Iowa educators feel a chill down their spines thinking about the Iowa Legislature convening on Jan. 12. What’s the next attack? How will we cope? Will they fund schools above inflation?
Like all middle school dances, they'll be a division of dancers. But this dance won't be girls on one side boys on the other. Democrats will cluster together in the hopes of a little warmth, while Republicans puff up their chests, strut around to call the tunes.
Here are a few things chaperones, also known as voters, need to monitor to keep the state safe.
It’s no secret property tax reform is a priority. It was last session too, until leadership discovered just how complicated it is. Historically Iowa has tied essential services to property tax revenue.
It’s been that way for decades because Iowa has more land than people, so it made good political sense to tie essential service funding to a consistent and predictable source. Without a reliable funding source for schools, towns and counties they’d dry up and blow away.
Republican proposals like freezing property tax increases for those 65 or older are great for stump speeches but doing that while protecting essential revenue is complicated and has stumped lawmakers so far.
Any politician who talks about cutting property taxes without talking about protecting schools, towns, and county revenue, is solving one problem and creating another.
Also, Rob Sands’ idea for charging out of state landowners more may not pass legal muster.
The DOGE recommendations also will be tempting for legislators to act on. They shouldn’t. Two of those recommendations would send educators scrambling for exits. I’m not predicting the majority party will try to totally revamp the Iowa Public Employee Retirement system (IPERS).
Even DOGE Committee members ran from their own recommendations. Terry Lutz, the Taxpayer Investment Subcommittee Chair said, “The recommendation was misrepresented and misunderstood.” But the recommendation was clear, and so was public outrage.
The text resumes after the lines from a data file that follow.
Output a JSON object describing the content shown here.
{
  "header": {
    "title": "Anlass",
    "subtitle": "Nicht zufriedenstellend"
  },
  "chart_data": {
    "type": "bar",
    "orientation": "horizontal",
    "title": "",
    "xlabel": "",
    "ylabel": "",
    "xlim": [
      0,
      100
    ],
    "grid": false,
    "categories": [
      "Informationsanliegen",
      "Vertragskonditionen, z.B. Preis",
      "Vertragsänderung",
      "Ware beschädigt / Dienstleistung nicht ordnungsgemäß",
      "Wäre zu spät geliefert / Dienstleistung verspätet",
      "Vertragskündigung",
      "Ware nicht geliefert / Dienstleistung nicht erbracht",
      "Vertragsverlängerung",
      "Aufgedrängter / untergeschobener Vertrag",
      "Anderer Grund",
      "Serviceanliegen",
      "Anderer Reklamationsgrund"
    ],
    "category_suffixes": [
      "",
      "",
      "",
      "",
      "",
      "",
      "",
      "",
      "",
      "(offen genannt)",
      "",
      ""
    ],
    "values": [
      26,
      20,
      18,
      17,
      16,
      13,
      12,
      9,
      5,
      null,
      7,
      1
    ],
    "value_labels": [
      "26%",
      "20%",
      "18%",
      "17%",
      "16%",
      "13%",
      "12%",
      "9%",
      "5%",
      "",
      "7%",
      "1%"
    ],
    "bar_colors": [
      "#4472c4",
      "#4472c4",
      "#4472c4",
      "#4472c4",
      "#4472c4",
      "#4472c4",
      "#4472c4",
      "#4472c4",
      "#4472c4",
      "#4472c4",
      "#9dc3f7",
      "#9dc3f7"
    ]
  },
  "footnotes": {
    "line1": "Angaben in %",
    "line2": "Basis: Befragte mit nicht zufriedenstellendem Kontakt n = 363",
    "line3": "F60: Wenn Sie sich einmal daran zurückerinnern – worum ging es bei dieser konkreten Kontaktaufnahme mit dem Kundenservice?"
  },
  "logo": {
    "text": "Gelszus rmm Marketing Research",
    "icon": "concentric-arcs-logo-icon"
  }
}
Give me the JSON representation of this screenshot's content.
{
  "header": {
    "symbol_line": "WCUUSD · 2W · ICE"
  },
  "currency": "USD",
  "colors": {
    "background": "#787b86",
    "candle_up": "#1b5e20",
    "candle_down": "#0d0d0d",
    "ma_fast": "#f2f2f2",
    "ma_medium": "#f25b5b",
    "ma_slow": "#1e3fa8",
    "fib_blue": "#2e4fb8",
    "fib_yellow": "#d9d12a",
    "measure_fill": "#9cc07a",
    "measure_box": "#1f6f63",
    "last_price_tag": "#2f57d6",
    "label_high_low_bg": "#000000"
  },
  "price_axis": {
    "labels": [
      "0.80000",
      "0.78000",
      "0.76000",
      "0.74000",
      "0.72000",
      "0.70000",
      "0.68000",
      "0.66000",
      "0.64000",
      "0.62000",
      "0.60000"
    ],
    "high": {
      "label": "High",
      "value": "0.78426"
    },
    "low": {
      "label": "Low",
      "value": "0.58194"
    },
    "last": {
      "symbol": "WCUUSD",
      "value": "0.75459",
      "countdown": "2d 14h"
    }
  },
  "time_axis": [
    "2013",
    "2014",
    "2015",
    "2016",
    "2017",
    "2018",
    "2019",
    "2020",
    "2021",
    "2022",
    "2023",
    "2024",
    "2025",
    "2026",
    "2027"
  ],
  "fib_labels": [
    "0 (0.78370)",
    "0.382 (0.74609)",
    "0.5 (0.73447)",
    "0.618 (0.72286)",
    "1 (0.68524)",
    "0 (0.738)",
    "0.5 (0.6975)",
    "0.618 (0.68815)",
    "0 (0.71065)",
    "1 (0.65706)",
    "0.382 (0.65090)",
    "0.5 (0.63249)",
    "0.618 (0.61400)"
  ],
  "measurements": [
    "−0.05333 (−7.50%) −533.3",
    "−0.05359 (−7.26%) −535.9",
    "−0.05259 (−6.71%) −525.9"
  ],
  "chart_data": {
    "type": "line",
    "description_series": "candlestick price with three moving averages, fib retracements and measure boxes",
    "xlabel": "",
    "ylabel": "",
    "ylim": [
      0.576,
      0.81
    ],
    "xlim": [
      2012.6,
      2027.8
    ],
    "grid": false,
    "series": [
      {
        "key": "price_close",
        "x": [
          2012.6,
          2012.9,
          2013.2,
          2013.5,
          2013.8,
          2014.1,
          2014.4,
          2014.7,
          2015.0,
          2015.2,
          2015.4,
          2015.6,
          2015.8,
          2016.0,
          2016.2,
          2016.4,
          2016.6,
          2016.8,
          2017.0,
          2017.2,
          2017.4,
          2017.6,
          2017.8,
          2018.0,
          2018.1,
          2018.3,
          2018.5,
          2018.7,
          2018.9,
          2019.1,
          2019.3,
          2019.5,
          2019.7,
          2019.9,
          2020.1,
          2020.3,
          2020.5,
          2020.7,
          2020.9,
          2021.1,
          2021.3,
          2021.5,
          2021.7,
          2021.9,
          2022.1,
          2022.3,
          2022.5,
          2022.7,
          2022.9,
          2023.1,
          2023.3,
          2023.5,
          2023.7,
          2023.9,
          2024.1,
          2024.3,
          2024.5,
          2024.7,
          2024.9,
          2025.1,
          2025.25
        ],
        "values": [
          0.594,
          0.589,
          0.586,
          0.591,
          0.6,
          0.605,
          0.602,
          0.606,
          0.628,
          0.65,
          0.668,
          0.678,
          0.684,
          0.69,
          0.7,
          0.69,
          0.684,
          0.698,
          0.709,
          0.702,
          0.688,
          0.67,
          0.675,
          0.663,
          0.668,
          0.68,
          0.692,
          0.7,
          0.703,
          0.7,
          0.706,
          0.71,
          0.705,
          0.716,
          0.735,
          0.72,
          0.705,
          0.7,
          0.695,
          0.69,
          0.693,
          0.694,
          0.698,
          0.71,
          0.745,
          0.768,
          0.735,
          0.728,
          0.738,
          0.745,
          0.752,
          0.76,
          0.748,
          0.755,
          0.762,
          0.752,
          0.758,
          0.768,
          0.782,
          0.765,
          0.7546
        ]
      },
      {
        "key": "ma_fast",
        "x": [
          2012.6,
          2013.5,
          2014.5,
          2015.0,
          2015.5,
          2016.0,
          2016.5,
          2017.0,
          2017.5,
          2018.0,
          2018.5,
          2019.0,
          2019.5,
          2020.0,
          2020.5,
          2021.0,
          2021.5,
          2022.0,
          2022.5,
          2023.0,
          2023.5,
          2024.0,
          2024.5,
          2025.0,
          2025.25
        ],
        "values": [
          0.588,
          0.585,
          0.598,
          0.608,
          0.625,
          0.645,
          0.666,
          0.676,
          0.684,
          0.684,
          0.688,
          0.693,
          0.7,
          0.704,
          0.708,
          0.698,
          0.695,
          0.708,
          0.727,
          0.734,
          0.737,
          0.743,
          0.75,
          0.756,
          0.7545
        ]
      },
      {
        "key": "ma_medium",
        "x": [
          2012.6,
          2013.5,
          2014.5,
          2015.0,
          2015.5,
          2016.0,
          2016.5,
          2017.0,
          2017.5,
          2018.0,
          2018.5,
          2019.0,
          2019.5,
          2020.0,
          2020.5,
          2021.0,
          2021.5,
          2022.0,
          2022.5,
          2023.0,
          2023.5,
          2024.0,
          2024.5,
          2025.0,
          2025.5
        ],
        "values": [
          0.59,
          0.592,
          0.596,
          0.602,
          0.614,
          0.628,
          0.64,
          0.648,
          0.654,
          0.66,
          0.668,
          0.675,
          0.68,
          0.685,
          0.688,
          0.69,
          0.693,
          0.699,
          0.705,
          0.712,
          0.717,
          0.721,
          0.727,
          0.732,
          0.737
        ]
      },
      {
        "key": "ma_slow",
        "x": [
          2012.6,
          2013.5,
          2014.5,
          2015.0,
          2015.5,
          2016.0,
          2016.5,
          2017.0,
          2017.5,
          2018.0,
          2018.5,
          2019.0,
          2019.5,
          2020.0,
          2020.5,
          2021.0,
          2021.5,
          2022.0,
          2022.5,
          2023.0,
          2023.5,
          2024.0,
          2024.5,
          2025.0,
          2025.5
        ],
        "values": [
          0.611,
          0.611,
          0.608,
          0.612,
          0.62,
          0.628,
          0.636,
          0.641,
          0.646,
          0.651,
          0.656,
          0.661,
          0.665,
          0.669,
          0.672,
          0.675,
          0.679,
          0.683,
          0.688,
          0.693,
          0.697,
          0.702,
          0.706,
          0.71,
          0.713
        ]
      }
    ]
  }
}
Instead, there may be legislative meddling around the edges of IPERS, and that could be dangerous. Right now, IPERS is managed by an investment board. There are legislators on the board as non-voting members. Any Legislative meddling with investments, number of years to vest, or the formula for full retirement could break IPERS, a system that’s not broken.
The other DOGE public education recommendation was on merit pay for teaching. Merit pay schemes have been proposed for decades and some have been implemented. They all failed because students aren’t a product and teachers aren’t assembly line workers.
Chaperones need to keep a close eye on the legislative dancers from both parties and call them out if they’re dancing dangerously. Iowa is famous for a 1959 Winter Dance Party that tragically became “The Day the Music Died.” Let’s guard against tragedy coming from this year’s legislative dance.